In January 2025 Meta announced “More Speech, Fewer Mistakes,” ending its third-party fact-checking program in favor of a Community Notes model. That is a change to how Facebook and Instagram moderate posts. It is a platform-content decision. It is not a stated change to Llama or to Meta’s AI model policy, and nobody has shown that it is. The credential is real. The Bush-White-House-to-tech-statecraft path is the same shape as the others. But the receipt in hand documents a platform-moderation change, so that is all this dispatch will say it documents. Tying it to the behavior of the models would be the thing this series exists to refuse: a guess wearing a citation’s clothes.

The steel-man, and why it holds anyway

Take the strongest version of the defense, because it is a good one.

A frontier lab operates in a world where governments write the rules that decide whether it lives. Of course it hires people who know how Washington works. You would not staff your government-affairs shop with engineers any more than you would staff your model team with lobbyists. The NSC and State Department alumni are there because the job is genuinely about national security and international policy, and those are the people who actually understand it. And the democratic-AI framing is not paranoia. There really is a great-power contest in this technology, the CCP really is racing, and a company that builds AGI in an open society has a defensible reason to say so out loud. On its own terms, the statecraft wing is just competent government relations.

All of that is true, and none of it dissolves the observation. The steel-man explains why the wing is staffed by former officials. It does not explain away what follows from it. The people who spent a decade inside the national-security state, who learned to see technology as terrain in a contest between regimes, now sit at the firms building the most powerful information technology yet made, and they carry that lens with them. They did not stop thinking like the government when they left it. They started thinking like the government on behalf of a company. The frame came along for the ride, and the frame is now the house position at three separate labs.

Not a cabal. A current.

Be precise, because the comforting version is the wrong one.

Nobody wired this. No room exists where Lehane, Sellitto, Heck, Clark, and Manyika agree on a script. They did not coordinate the democratic-AI language. They converged on it, which is stranger and harder to fight, because convergence has no off switch. Three labs reached the same geopolitical frame independently, from staffs drawn out of the same handful of agencies, and they reached it because the people writing the lines came up in the institutions where that frame is the water. A conspiracy you can expose. A talent pipeline you cannot, because there is nothing hidden to find. The LinkedIn profiles are public. The testimony is published. The RFI submissions are posted on the company’s own CDN.

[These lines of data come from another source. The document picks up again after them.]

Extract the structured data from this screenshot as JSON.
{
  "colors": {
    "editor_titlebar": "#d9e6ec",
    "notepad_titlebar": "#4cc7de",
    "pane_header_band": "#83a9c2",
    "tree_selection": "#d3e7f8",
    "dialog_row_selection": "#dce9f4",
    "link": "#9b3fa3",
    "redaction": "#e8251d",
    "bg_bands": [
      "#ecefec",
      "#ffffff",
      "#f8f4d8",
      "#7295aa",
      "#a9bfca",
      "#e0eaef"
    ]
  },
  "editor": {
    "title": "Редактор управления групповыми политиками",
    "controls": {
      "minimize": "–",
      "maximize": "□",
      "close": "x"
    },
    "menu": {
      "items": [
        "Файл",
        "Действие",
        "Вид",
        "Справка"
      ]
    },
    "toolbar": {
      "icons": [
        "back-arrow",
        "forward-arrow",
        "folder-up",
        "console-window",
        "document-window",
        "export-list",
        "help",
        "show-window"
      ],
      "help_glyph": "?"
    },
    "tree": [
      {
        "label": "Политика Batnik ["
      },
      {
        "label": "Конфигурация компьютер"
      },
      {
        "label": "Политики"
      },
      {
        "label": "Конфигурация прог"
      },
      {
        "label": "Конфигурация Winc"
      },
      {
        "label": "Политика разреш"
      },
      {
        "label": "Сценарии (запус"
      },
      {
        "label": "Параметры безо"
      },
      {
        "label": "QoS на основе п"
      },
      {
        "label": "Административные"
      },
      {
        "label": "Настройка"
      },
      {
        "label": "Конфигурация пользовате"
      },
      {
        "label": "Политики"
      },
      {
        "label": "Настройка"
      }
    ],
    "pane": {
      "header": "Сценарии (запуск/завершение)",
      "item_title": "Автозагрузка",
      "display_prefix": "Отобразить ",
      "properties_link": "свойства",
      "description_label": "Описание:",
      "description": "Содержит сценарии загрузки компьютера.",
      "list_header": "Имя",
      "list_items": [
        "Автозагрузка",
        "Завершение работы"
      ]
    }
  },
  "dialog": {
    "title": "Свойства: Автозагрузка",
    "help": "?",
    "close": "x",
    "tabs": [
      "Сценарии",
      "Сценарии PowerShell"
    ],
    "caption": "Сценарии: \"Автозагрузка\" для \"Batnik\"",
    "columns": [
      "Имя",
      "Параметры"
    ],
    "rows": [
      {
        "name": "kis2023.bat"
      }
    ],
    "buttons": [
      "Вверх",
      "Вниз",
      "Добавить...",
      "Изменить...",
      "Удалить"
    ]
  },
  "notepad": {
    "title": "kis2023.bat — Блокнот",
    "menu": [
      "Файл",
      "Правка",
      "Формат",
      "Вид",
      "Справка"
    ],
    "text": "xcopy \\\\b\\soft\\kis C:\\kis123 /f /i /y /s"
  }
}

And keep the wall between this machine and the last one standing, because it is load-bearing. None of these people write the refusals. None of them run the bans. Sellitto does not decide whether your prompt gets flagged; Lehane does not decide what the model will say about a chemistry question. They decide what the lab tells the state, and what the lab asks the state to do, which is a different and arguably larger power, and a separate one. The character shop governs the mind. The enforcement floor governs the account. The statecraft wing governs the relationship between the company and the government that can regulate it out of existence or anoint it the national champion. Two truths, side by side. Both real. Both sourced. Different levers, different hands.

The government did not have to capture the labs. It did not raid them, subpoena them, or plant anyone. It simply watched its own alumni walk through the front door, take the corner offices marked Global Affairs, and start writing the company’s foreign policy on a business card that still, in spirit, says public service.

Watch the watchers. This wing posted its testimony, filed its submissions, and listed its officials by name. Read the org chart.